The set-up here is all against the quality player who wants to combine business and cricket. Journeymen professionals still proliferate the county scene but you must try and accommodate the talented player who wants to pursue a separate career. Too many good players coming through your universities are being lost because of this and your game can't afford that.

I still see a lack of urgency around the county circuit. Counties continue to be more interested in their own fate than seeing the overall picture.

In South Africa, Shaun Pollock was due to play for Natal in a vital match but because the South African selectors felt he was being overplayed they asked that he be rested prior to a Test - which the province did in the national interest. That priority is lacking here where counties put themselves first and England second. If the same scenario happened here, would he be rested?

While match referees are an important part of the game they must be very careful about stifling controlled, natural aggression. The game needs characters and I wonder how long Lillee, Thomson and Chapple would have stayed out of trouble as things are handled now.

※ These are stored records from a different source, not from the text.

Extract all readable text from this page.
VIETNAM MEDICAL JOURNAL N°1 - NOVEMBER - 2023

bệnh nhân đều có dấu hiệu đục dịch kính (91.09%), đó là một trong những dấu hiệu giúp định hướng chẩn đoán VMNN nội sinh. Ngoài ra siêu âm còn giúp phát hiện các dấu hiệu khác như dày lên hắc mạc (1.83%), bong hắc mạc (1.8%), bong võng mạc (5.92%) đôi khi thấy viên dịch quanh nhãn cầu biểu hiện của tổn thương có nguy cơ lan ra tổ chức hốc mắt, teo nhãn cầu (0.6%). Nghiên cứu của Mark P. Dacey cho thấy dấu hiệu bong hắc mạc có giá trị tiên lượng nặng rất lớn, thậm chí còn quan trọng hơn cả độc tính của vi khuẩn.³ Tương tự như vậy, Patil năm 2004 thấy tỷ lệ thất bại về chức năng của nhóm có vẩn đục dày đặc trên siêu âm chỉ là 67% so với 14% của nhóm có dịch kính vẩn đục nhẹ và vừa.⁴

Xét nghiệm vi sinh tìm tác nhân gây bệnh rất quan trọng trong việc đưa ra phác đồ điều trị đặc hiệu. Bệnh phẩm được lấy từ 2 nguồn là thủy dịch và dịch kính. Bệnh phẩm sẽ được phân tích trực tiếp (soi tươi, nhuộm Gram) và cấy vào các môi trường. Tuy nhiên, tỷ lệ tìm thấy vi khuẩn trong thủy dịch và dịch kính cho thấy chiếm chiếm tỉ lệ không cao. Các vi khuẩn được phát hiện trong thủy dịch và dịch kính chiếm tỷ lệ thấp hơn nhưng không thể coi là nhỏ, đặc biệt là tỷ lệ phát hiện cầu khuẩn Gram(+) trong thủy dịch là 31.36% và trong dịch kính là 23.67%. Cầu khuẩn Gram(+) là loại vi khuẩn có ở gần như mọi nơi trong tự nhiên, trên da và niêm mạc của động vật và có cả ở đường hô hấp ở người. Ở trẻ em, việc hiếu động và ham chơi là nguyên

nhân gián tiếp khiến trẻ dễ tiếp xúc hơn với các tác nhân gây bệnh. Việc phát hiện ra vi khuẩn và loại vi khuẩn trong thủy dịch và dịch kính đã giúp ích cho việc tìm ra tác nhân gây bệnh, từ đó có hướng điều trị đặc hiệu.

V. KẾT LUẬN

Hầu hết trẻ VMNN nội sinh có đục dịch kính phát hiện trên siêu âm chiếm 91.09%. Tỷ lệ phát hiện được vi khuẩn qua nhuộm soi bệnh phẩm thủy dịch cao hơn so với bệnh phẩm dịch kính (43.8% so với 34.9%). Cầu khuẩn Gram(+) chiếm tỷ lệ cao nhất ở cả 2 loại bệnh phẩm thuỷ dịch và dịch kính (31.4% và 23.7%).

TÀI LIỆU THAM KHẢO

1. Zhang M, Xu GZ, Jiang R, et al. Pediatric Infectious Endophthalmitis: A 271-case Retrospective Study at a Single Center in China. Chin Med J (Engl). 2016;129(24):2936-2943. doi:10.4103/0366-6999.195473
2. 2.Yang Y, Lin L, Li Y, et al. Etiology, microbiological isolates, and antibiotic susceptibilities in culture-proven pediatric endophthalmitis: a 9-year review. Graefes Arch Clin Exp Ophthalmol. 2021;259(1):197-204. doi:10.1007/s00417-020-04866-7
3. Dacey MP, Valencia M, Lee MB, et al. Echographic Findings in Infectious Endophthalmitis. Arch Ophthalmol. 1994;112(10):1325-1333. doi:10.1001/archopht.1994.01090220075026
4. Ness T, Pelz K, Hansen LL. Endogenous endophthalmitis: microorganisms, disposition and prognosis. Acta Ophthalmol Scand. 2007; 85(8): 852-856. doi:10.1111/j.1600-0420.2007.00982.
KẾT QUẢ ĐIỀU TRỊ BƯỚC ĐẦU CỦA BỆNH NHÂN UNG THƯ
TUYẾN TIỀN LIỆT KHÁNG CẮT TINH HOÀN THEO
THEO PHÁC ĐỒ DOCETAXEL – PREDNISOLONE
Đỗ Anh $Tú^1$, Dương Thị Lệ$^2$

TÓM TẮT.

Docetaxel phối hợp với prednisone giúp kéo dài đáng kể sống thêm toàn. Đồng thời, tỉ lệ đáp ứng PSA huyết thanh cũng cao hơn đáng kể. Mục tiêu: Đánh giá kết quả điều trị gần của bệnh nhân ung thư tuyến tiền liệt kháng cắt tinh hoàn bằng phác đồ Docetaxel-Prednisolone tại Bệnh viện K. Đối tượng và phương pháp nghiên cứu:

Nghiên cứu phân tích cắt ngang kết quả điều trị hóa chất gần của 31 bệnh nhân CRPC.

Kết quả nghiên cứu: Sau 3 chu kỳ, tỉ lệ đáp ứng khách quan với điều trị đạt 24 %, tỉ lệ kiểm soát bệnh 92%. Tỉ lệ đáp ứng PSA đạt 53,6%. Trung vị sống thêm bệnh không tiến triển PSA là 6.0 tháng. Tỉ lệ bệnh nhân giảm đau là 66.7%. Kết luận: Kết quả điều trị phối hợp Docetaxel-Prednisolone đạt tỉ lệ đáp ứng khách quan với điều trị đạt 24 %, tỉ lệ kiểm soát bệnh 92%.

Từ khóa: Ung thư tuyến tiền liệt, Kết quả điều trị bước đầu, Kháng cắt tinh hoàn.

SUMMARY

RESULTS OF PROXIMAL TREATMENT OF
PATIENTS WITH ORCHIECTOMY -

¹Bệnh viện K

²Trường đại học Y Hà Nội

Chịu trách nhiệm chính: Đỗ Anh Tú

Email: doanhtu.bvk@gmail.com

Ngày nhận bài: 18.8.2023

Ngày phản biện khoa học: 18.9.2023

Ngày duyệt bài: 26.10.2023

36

The game at home was always played hard with good aggression and it was accepted. If a guy wasn't aggressive you thought he wasn't going to make it. He didn't fit in. Look at Shane Warne's aggression: that's a big factor in his success. How often do you get an aggressive spinner?

You could relate that issue to crowd control. I find it surprising that, with Test cricket needing all the support it can get, they want to bring in dress regulations which will keep thousands away from the game. I am sure the police and security officials are more than capable of handling the odd misdemeanour. Anyone who wants to spend the day at a Test should be welcomed with open arms.

But I don't see English cricket as being in crisis. Many areas need to be improved to ensure the survival of the game here but you have many good cricketers, particularly at the universites, who, properly used and given the chance to play, will ensure a good level for many years to come.

You must pay attention to the universities. Counties tend to use their games as a practice match but that is absolute nonsense. These games must be played hard. The counties are not doing themselves or the future of the game any favours to treat them just as a stroll in the nets. And if an 18-year-old student is good enough to get into a county side then play him, don't wait.